The California was eventually refloated to fight another day, but Wayne was transferred back to the states to help commission a new battleship in New Orleans, the USS Alabama. “I was on the shakedown cruise and sailed with her up to Portland, ME then we returned to New Orleans. I had orders waiting for me to report to the USS Gherardi, a destroyer. I went from battleships to tin cans.”

January, 1943: Wayne Shelnut boards the USS Gherardi. This intrepid survivor of Pearl Harbor now faced new challenges, new dangers, in the Atlantic and the Pacific. Details, dates, and events sometimes get foggy when you are 100 years young, so I’ve taken the liberty to fine-tune a portion of Wayne’s narrative from Naval historic records concerning the service of the USS Gherardi, the destroyer that Wayne called home for the rest of the war.

Wayne’s comments: “We performed escort voyages to Guantanamo Bay, Cuba, Port Arthur, and Galveston, TX before setting sail for New York on Feb. 7, 1943. We left New York on February 15 for our first of ten transatlantic convoys. By June 8 we were en route to the Mediterranean as part of the invasion of Sicily.”

The Gherardi protected troop transports, was credited with shooting down one enemy plane, and suffered 11 near misses. In early August, another destroyer joined Gherardi to engage 3 German vessels. At the range of 4,000 yards, the American destroyers sank two enemy vessels, the bigger of which virtually disappeared. The German ship was loaded down with land mines.

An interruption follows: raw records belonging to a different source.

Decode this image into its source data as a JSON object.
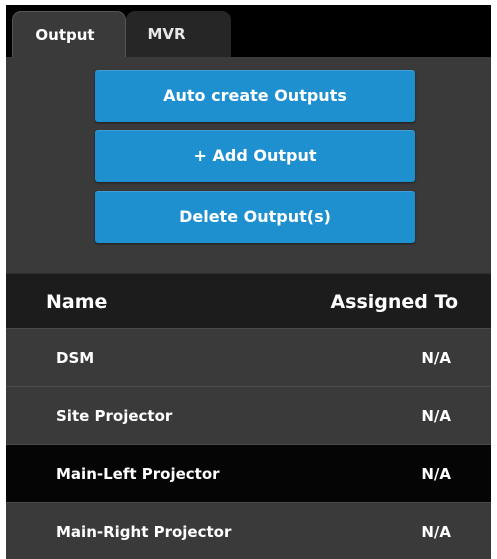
{
  "tabs": {
    "output_label": "Output",
    "mvr_label": "MVR",
    "active": "Output"
  },
  "actions": {
    "auto_create_label": "Auto create Outputs",
    "add_output_label": "+ Add Output",
    "delete_outputs_label": "Delete Output(s)"
  },
  "table": {
    "columns": {
      "name": "Name",
      "assigned_to": "Assigned To"
    },
    "rows": [
      {
        "name": "DSM",
        "assigned_to": "N/A",
        "selected": false
      },
      {
        "name": "Site Projector",
        "assigned_to": "N/A",
        "selected": false
      },
      {
        "name": "Main-Left Projector",
        "assigned_to": "N/A",
        "selected": true
      },
      {
        "name": "Main-Right Projector",
        "assigned_to": "N/A",
        "selected": false
      }
    ]
  },
  "colors": {
    "accent_button": "#1e8fcf",
    "panel_background": "#3a3a3a",
    "selected_row": "#050505",
    "header_background": "#1c1c1c"
  }
}
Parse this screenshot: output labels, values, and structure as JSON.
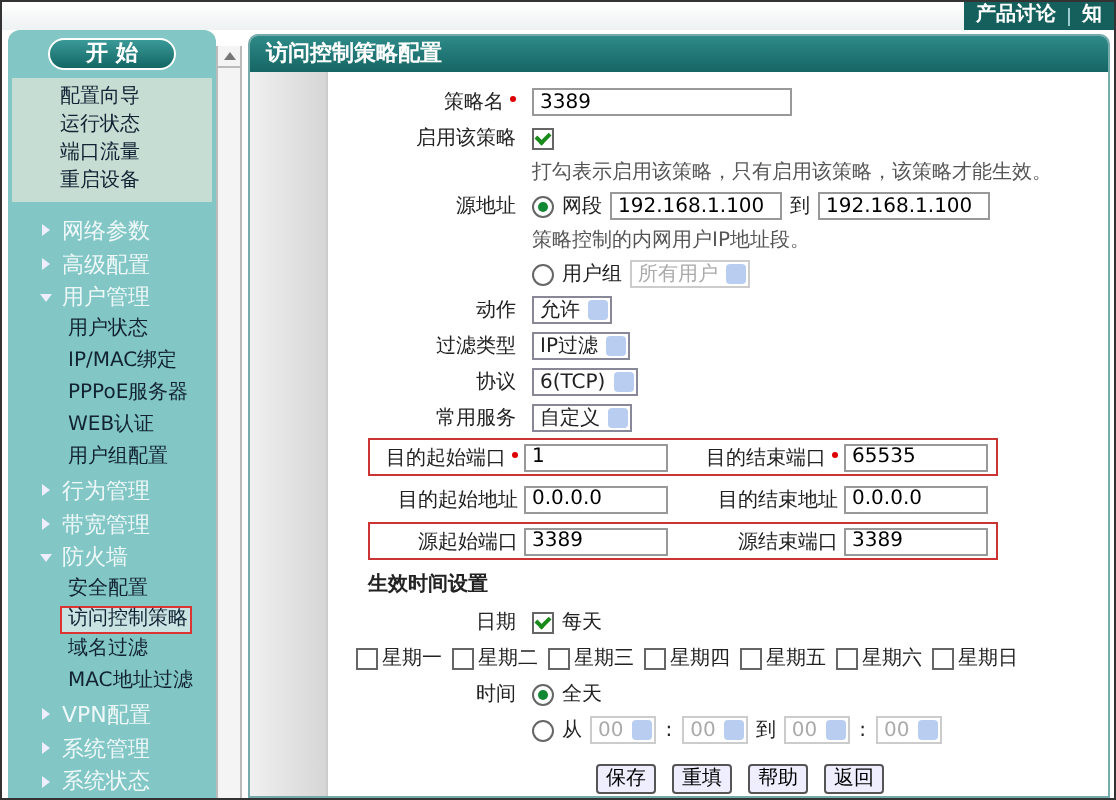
{
  "top_links": [
    "产品讨论",
    "知"
  ],
  "sidebar": {
    "start_button": "开 始",
    "quick_links": [
      "配置向导",
      "运行状态",
      "端口流量",
      "重启设备"
    ],
    "groups": [
      {
        "label": "网络参数",
        "expanded": false
      },
      {
        "label": "高级配置",
        "expanded": false
      },
      {
        "label": "用户管理",
        "expanded": true,
        "children": [
          {
            "label": "用户状态",
            "selected": false
          },
          {
            "label": "IP/MAC绑定",
            "selected": false
          },
          {
            "label": "PPPoE服务器",
            "selected": false
          },
          {
            "label": "WEB认证",
            "selected": false
          },
          {
            "label": "用户组配置",
            "selected": false
          }
        ]
      },
      {
        "label": "行为管理",
        "expanded": false
      },
      {
        "label": "带宽管理",
        "expanded": false
      },
      {
        "label": "防火墙",
        "expanded": true,
        "children": [
          {
            "label": "安全配置",
            "selected": false
          },
          {
            "label": "访问控制策略",
            "selected": true
          },
          {
            "label": "域名过滤",
            "selected": false
          },
          {
            "label": "MAC地址过滤",
            "selected": false
          }
        ]
      },
      {
        "label": "VPN配置",
        "expanded": false
      },
      {
        "label": "系统管理",
        "expanded": false
      },
      {
        "label": "系统状态",
        "expanded": false
      }
    ]
  },
  "page_title": "访问控制策略配置",
  "policy_name": {
    "label": "策略名",
    "required": true,
    "value": "3389"
  },
  "enable": {
    "label": "启用该策略",
    "checked": true,
    "hint": "打勾表示启用该策略，只有启用该策略，该策略才能生效。"
  },
  "source": {
    "label": "源地址",
    "segment": {
      "label": "网段",
      "selected": true,
      "from": "192.168.1.100",
      "to_label": "到",
      "to": "192.168.1.100"
    },
    "hint": "策略控制的内网用户IP地址段。",
    "group": {
      "label": "用户组",
      "selected": false,
      "value": "所有用户",
      "disabled": true
    }
  },
  "selects": [
    {
      "label": "动作",
      "value": "允许"
    },
    {
      "label": "过滤类型",
      "value": "IP过滤"
    },
    {
      "label": "协议",
      "value": "6(TCP)"
    },
    {
      "label": "常用服务",
      "value": "自定义"
    }
  ],
  "pairs": [
    {
      "highlighted": true,
      "left": {
        "label": "目的起始端口",
        "required": true,
        "value": "1"
      },
      "right": {
        "label": "目的结束端口",
        "required": true,
        "value": "65535"
      }
    },
    {
      "highlighted": false,
      "left": {
        "label": "目的起始地址",
        "required": false,
        "value": "0.0.0.0"
      },
      "right": {
        "label": "目的结束地址",
        "required": false,
        "value": "0.0.0.0"
      }
    },
    {
      "highlighted": true,
      "left": {
        "label": "源起始端口",
        "required": false,
        "value": "3389"
      },
      "right": {
        "label": "源结束端口",
        "required": false,
        "value": "3389"
      }
    }
  ],
  "schedule": {
    "title": "生效时间设置",
    "date_label": "日期",
    "everyday": {
      "label": "每天",
      "checked": true
    },
    "weekdays": [
      {
        "label": "星期一",
        "checked": false
      },
      {
        "label": "星期二",
        "checked": false
      },
      {
        "label": "星期三",
        "checked": false
      },
      {
        "label": "星期四",
        "checked": false
      },
      {
        "label": "星期五",
        "checked": false
      },
      {
        "label": "星期六",
        "checked": false
      },
      {
        "label": "星期日",
        "checked": false
      }
    ],
    "time_label": "时间",
    "all_day": {
      "label": "全天",
      "selected": true
    },
    "range": {
      "label": "从",
      "selected": false,
      "disabled": true,
      "start_hour": "00",
      "start_minute": "00",
      "to_label": "到",
      "end_hour": "00",
      "end_minute": "00",
      "separator": ":"
    }
  },
  "buttons": [
    "保存",
    "重填",
    "帮助",
    "返回"
  ]
}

After a series of fast convoy escort voyages, the Gherardi participated in the Normandy Invasion on Utah Beach. On D-Day, June 6, 1944, the Gherardi provided cover fire for our advancing troops. Wayne recalled, “We ran out of ammunition.” He is correct. The USS Gherardi fired all of her munitions, returned to England, replenished her ammo then set sail for another whack at the Germans. On June 25 she participated in the assault on Cherbourg, France then protected aircraft carriers during the invasion of Southern France.

Wayne recalled, “After all that we returned to New York on September 16 to be converted into a high speed minesweeper. Then we left for the Pacific.” By March, 1945 the Gherardi was off the coast of Okinawa sweeping for mines prior to the American invasion on April 1. For three months she fought off Japanese suicide planes, shelled enemy positions by day, and provided our troops with illumination at night.”

Wayne also remembered sweeping for mines in the China Sea. “We provided cover fire for smaller mine sweepers for about a month then sailed into Tokyo Bay to clear the area for the Japanese surrender. By that time I was en route back to the states as a Warrant Officer when the war ended.”

And Wayne Shelnut certainly did his part to win that war. After further assignments including New Orleans where he contracted malaria in the swamps, Wayne retired in 1954 after a 20 year career in the US Navy. He ran a family business in St Louis for several years until moving with his wife to Redondo Beach. “We hawked a little real estate in Redondo then moved to Georgia several years back to be with family,” he said.

His final thoughts: “Well, at 100 years old it’s hard to come up with one thought much less several.” With a wily smile Wayne concluded, “I’m just glad to still be here.”